No último verão, durante uma missa dominical em Portimão, ficou-me na memória uma excelente homilia do pároco da igreja matriz, Dr. Mário Sousa que ao falar para a assembleia, utilizou uma expressão reveladora da nossa gratidão a Deus, convidando-nos a acompanhá-lo neste seu sentimento: «Obrigado por seres quem És!».
Esta expressão, apesar de ter sido proferida num contexto muito particular e entendida apenas por quem tem Fé, deixou-me inquieto e pensativo. Em termos teológicos não me atrevo sequer a discuti-lo, tanto mais que subscrevo tudo o que lá ouvi, porém, se quiser adaptar este pensamento a outras áreas fora do campo religioso, tenho mais a acrescentar, principalmente se quiser entrar na minha esfera profissional.
Hoje em dia, a experiência diz-me que são poucos aqueles que aceitam ser quem são e que gostam de ser como são. A cultura do mais e do melhor instalou-se no espírito das pessoas, de tal modo, que já quase ninguém se conforma com os problemas próprios do avanço da idade. A tentativa desesperada de andar para trás, tornou-se uma constante nos nossos dias, e de nada valem os conselhos médicos de que é fundamental aceitarmo-nos como somos.
A mudança de sexo é já uma realidade com a qual passámos a conviver. As cirurgias estéticas, apesar do seu elevado custo, não param de aumentar e a prática regular do exercício físico por nós recomendada, é mais aproveitada no sentido estético do que na promoção da saúde.

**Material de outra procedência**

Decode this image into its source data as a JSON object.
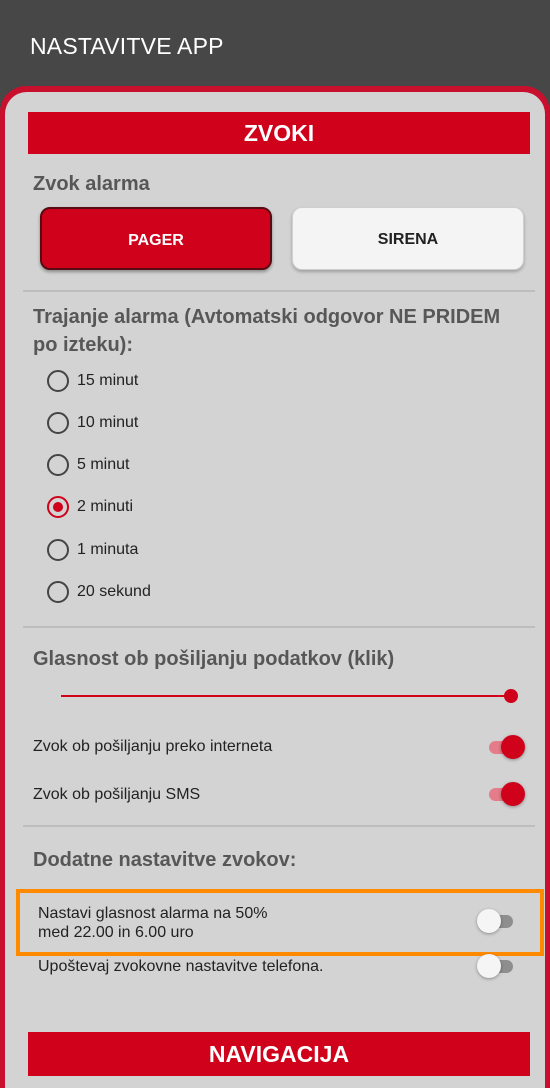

Tudo isto se aplica aos vários setores, muito por culpa da pressão exercida por esta sociedade feroz, como é visível na comunicação social, em especial na designada ‘imprensa cor de rosa’.
Olhemos, por exemplo, para o caso das grávidas. A gravidez tem que obedecer a certas ‘regras sociais’ sob pena de, publicamente, ser logo criticado e apontado o dedo ao mau comportamento da futura mamã que transgrediu nisto e naquilo o que era suposto ser cumprido.

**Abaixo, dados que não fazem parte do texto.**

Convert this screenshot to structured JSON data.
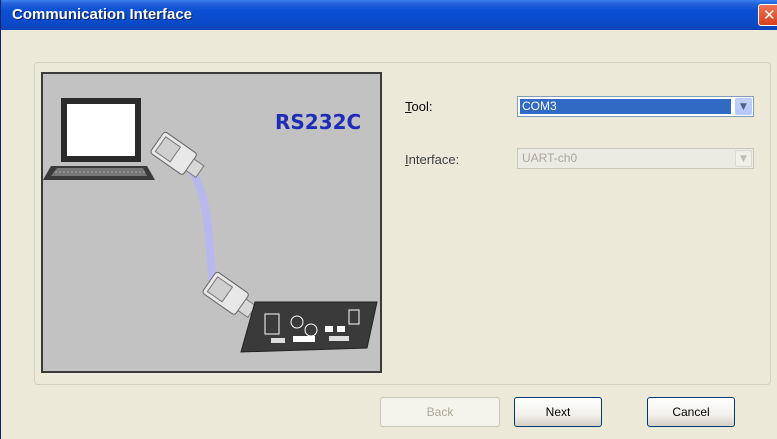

Depois, logo após o parto, há que recuperar rapidamente a antiga forma física, não se perdoando a quem demorar mais algum tempo a atingir esse objetivo. O termo ‘gorda’, é hoje considerado ofensivo, e, nalguns grupos etários, em especial nas jovens, pode trazer consequências irreparáveis. Na minha clínica já me cruzei, por diversas vezes, com casos (patológicos) de anorexia e posso testemunhar o sofrimento, a depressão e a angústia que perseguem estes seres humanos, sabe Deus por quanto tempo…
Por outro lado, não é fácil implementar medidas não farmacológicas junto dos doentes para tratamento de certas patologias pois, em primeiro lugar, dá-se mais importância à voz da sociedade do que aos conselhos médicos! E ninguém se iluda: Prevenção é uma coisa e tentar evitar o inevitável é outra! Prevenir, está ao nosso alcance e é nossa obrigação cumpri-lo, o que não é possível evitar, temos de o aceitar.
Dei apenas alguns exemplos (e muitos mais poderia aqui citar) que têm por denominador comum não nos aceitarmos quem somos, nem como somos, mas é preciso combater esta tendência. A vida é mesmo assim e tem a sua beleza própria em todas as fases. Não vale de nada lutar contra a natureza, pois há limites para tudo e será sempre uma ‘guerra’ perdida. Tenhamos particular atenção no tocante à educação dos mais novos, ensinando-os a distinguir uma coisa da outra e a libertarem-se e a defenderem-se das regras predefinidas de uma sociedade impiedosa e cruel.
Para quem tem Fé (e salvo o devido respeito por todas as crenças religiosas), volto novamente ao apelo lançado pelo Dr. Mário Sousa. Nesta caminhada para o Pai, aceitemos o que Ele nos dá, vivendo tranquilamente o dia-a-dia. Se me é permitido, uma vez que partilho os mesmos valores, também quero dizer: «Obrigado por seres quem És!».